Здесь, к сожалению, вопросы задавать было уже некому. И хотя Строкачу
очень хотелось верить, что преступник всегда оставляет следы, заставить
заговорить этих немых свидетелей удается не всегда.
Цель убийства оставалась неясной. Видеоаппаратура, произведения
искусства, имевшие, с точки зрения видавшего виды Строкача, немалую
ценность, меха и прочее оставались в целости. Однако все в квартире было
перерыто, причем, похоже, что искали что-то довольно крупное, во всяком
случае, не листок бумаги или документ: картины на стенах остались
непотревоженными.
Жена и дочь Бобровского, отдыхавшие на юге, должны были вернуться
только завтра и, возможно, хоть немного прояснить ситуацию, пока же
следовало воспользоваться возможностью делать свое дело без аккомпанемента
стенаний безутешных близких аптекаря.
Строкач искал старательно, однако добыча могла бы порадовать лишь
домушника, но отнюдь не сыщика. Не было ничего, что могло бы пролить хоть
какой-то свет на случившееся. Вообще, беспорядок в квартире имел такой
характер, будто не налетчики, а сам хозяин квартиры искал что-то
запропастившееся.
- Умел жить Семен Михайлович, что там и говорить! - бойкой дворничихе
не стоялось на месте, говоря, она вся время как бы пританцовывала,
совершая руками нелепые, но чрезвычайно выразительные движения. - Хорошо,
что вы меня спросили. Думаете, кто-нибудь знает? Скажут: "Жирный старикан,
на развалюхе ездит, дверь обить как следует за всю жизнь не собрался".

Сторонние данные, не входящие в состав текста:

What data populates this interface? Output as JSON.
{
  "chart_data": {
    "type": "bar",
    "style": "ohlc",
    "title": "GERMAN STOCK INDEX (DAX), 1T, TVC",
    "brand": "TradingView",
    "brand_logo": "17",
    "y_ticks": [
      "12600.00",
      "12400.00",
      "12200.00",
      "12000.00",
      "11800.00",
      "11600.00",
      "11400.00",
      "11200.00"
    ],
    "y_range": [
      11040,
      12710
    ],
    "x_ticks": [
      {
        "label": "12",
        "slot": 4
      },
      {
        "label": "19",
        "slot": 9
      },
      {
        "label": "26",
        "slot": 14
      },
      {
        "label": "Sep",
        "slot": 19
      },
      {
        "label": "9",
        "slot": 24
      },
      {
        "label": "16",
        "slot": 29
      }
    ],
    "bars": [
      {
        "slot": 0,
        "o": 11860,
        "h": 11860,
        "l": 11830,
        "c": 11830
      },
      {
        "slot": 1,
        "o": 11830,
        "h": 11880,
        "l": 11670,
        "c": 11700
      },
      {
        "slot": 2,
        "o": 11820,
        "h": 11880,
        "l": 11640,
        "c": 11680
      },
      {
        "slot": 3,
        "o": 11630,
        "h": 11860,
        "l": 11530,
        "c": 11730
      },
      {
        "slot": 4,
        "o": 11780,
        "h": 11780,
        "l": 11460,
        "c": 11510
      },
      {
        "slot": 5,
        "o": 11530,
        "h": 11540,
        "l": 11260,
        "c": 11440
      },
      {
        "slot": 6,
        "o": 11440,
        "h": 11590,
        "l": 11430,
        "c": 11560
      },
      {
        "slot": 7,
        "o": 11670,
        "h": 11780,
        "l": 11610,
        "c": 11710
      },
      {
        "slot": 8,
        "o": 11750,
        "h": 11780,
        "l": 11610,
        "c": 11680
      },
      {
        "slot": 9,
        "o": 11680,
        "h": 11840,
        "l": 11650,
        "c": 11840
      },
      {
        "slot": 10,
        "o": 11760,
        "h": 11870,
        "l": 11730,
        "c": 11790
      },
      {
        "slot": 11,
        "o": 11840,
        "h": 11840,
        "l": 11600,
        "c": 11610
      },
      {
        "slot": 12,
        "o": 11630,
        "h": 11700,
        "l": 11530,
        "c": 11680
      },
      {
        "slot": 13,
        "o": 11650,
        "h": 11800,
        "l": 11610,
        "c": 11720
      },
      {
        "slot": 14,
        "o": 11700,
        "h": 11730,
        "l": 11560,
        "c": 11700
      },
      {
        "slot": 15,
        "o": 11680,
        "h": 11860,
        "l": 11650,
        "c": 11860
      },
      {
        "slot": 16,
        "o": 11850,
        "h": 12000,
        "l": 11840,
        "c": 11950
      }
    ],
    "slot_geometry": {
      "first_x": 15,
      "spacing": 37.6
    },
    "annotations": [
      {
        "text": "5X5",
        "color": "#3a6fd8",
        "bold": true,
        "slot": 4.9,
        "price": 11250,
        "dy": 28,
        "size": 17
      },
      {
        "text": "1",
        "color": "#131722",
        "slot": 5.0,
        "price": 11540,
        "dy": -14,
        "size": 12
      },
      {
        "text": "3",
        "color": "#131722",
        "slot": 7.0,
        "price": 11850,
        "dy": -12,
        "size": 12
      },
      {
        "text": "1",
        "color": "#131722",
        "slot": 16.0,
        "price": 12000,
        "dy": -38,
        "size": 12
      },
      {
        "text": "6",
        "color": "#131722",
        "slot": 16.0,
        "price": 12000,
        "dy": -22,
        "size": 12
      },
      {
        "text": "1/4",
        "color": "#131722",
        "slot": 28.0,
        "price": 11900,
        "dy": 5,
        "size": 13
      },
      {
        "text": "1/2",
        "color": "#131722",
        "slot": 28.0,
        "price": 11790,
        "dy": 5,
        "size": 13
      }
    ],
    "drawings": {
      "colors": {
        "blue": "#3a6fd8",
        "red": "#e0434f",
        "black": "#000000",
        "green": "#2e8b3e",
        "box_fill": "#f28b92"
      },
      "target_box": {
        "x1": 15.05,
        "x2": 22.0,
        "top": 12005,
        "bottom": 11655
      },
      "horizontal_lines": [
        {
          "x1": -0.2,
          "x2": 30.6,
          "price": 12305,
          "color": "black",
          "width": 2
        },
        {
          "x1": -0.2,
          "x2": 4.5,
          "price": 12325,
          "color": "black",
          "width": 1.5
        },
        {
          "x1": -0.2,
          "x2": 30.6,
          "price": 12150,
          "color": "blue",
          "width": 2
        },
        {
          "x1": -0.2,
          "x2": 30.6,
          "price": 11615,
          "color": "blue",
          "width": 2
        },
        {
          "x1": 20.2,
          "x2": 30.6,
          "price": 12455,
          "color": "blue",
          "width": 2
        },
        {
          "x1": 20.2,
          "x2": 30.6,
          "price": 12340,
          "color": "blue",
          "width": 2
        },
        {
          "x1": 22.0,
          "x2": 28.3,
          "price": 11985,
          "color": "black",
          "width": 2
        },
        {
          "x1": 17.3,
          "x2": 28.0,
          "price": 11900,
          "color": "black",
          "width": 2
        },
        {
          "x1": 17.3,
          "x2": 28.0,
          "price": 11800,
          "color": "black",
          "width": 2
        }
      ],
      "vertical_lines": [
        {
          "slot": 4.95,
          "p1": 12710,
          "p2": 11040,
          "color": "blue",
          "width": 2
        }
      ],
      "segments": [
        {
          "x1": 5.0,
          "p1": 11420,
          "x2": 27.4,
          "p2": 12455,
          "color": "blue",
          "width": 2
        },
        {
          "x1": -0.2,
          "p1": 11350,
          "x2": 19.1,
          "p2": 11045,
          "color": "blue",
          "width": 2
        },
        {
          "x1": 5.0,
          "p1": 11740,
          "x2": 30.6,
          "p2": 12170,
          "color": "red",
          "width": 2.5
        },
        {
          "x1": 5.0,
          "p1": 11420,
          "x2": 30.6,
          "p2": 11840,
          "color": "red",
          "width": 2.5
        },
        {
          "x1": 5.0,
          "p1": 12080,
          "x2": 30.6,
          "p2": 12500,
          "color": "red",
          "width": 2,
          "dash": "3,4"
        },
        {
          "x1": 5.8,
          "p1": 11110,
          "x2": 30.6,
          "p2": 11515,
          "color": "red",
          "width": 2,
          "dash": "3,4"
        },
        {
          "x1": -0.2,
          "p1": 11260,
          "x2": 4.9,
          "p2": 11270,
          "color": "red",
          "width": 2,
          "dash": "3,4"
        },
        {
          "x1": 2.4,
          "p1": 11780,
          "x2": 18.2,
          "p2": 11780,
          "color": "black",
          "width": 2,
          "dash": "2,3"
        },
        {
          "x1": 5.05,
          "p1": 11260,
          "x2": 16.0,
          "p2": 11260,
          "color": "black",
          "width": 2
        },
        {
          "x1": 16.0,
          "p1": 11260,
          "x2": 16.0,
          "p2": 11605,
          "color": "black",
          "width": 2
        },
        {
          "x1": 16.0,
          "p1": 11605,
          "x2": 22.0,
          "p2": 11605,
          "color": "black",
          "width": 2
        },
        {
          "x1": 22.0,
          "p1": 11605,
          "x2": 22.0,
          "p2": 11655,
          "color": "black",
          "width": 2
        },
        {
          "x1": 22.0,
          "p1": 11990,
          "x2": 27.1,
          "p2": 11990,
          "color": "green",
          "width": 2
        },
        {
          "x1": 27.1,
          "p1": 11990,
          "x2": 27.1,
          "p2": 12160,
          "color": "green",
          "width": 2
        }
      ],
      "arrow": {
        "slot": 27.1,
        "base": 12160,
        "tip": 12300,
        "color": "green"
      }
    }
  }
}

Жирный-то он жирный, да только не с голоду опух. Мусор многое о человеке
скажет, а у них что ни день - банки из-под таких консервов, что я и в
глаза не видывала. И то, мама с дочкой Бобровские, - обе не работают, на
шее у аптекаря сидят, а ему что? Нынче лекарство столько стоит - можно
дюжину баб держать. Я на базаре бываю, видела. Как-то попросила его
лекарство одно достать - так не согласился. Ох, и хитрый же тип! - глаза
женщины смотрели в сторону.
- Так вы говорите, он домой помногу продуктов возил? Может, гости у
него часто бывали? Или приторговывал?
- Как же, нашли хлебосола! В дверь позвонишь - "кто?" да "зачем?